Written yesterday

             I’ve been at Occupy Oakland for a few hours now.  It’s tense and sad.  I’m watching cops who look exhausted and near emotionally broken.  I have been talking with my fellow protestors.  I’m asking them to please not hurl angry words at the police on the other side of the barricade.  Once or twice that has brought angry words at me.  I’m ok with that.  When I look across this barricade and I see grown men on the verge of tears I can’t help but feel that this entire circus is bad for everyone.  The police are just people.  They are the 99% as well.  When protestors yell that a smiling police officer is a disgusting pig, what they are saying is that joy in another human being is wrong.  Most of the people who crack smiles on the other side of the barricade look very nervous.  Smiling is a nervous reaction. 

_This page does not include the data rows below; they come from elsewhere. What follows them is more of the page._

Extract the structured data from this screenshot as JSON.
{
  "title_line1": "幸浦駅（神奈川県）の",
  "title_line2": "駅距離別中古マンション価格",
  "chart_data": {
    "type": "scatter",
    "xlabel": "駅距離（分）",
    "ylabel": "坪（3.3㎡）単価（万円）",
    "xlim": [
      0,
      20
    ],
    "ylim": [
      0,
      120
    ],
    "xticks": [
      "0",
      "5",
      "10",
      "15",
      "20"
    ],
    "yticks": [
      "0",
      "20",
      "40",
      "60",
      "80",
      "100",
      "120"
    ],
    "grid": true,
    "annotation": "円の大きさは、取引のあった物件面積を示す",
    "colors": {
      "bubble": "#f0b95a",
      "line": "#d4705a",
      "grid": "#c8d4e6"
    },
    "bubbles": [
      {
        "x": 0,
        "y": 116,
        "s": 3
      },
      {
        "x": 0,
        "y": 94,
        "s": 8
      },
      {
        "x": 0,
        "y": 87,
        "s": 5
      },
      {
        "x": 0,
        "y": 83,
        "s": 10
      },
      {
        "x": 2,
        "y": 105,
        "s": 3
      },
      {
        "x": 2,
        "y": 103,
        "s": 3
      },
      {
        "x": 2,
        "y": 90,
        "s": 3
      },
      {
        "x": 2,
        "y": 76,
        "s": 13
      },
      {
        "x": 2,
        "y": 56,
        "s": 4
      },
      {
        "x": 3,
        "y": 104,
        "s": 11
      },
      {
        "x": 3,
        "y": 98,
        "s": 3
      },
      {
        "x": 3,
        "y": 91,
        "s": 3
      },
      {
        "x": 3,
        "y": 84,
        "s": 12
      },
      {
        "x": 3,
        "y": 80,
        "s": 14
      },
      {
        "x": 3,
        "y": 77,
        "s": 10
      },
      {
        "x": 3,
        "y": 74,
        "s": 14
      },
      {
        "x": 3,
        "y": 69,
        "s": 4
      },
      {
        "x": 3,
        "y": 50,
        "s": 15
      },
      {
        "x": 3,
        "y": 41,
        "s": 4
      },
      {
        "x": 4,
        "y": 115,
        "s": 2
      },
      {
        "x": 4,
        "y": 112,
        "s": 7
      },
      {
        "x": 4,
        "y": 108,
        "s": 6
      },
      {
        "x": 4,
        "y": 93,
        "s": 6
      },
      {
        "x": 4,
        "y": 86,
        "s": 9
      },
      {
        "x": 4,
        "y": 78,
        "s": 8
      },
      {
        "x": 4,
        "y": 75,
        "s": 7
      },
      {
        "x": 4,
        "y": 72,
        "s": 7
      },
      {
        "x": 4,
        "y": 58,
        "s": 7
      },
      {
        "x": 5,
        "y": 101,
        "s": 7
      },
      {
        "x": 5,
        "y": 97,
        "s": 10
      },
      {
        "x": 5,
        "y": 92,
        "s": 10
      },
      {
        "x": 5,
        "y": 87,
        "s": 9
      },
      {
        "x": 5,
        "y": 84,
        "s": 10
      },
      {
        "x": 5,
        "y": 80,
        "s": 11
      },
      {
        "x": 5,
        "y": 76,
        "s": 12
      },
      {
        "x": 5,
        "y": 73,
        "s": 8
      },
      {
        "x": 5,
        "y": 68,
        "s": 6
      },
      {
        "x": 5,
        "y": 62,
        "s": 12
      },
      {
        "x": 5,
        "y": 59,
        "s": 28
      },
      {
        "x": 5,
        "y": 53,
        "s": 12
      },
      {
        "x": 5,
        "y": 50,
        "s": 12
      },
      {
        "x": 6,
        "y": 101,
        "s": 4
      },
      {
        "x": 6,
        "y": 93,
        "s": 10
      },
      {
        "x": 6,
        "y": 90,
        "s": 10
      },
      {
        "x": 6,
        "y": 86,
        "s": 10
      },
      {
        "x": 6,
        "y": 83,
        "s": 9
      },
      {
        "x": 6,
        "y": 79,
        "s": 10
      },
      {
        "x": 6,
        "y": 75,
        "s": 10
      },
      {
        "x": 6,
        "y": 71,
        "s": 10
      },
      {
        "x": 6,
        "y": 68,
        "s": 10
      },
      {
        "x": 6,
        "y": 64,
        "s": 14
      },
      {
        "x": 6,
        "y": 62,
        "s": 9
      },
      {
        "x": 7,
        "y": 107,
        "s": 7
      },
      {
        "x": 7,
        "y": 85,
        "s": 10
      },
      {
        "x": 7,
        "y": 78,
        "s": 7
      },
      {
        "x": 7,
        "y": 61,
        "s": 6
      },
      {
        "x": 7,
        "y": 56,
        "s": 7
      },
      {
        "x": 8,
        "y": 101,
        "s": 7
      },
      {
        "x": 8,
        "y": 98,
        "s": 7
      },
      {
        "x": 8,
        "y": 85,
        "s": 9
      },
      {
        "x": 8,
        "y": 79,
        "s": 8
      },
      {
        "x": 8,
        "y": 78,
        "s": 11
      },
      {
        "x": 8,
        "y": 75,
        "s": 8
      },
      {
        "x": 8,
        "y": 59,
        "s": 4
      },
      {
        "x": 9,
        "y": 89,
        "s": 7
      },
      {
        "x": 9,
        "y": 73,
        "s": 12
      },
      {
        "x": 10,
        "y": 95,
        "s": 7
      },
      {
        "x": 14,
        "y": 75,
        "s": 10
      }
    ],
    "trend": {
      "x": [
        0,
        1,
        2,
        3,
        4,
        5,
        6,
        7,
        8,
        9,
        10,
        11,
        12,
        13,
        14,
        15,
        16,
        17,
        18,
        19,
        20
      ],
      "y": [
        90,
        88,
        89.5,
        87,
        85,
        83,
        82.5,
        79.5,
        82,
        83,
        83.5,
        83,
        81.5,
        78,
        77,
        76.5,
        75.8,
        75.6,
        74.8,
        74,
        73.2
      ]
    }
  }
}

            Last night the various police forces of the bay area joined together to slowly, carefully, evict people from Oscar Grant Plaza.  I’m not sure why.  I’m not sure what the goal was.  Does the city really believe this will do anything other than energize the movement?  Persecuted groups fight back.  They have a force to unite against.  I wish the force we were fighting against looked different.
            I don’t want to fight the Oakland PD.  I know about their reputation.  They have earned it after years and years of brutality.  How can it be changed?  How can the people of Oakland work together with the people who are supposed to protect and serve this city?  What kinds of things would build a bridge?  Last night the police were at least more gentle than normal.  I feel very resentful of the fact that I am surprised. 
            I think that every person should have the gut level expectation of civil treatment.  But that isn’t how the world works.  Instead we are cruel and vicious with one another and we have to say thank you when someone refrains from hitting us.  We can rail and complain and be upset about that, or we can say thank you when someone refrains from hitting us.  I feel like that is a lesson I’ve learned a bit too well.  There is no such thing as the “right” to being treated well.  Please God, most people treat one another well out of the kindness of their hearts.  It’s not a right.  I don’t know that I believe in rights much. 
            I’m not sure if I believe in rights, yet here I am.  Sitting with a meditation circle (you can see how well I meditate) and watching city employees clean up the debris of a tent city.  I’m here because my Constitution gives me the right to peacefully assemble.  And I think I should do it.  I think it is my obligation today to assemble here in Oakland in support of the homeless people who were just evicted from this park.  Because let’s be clear here: the encampment is about serving the needs about the homeless population in Oakland.  It’s a small part of the overall Occupy movement.
Mayor Quan, what were you hoping for?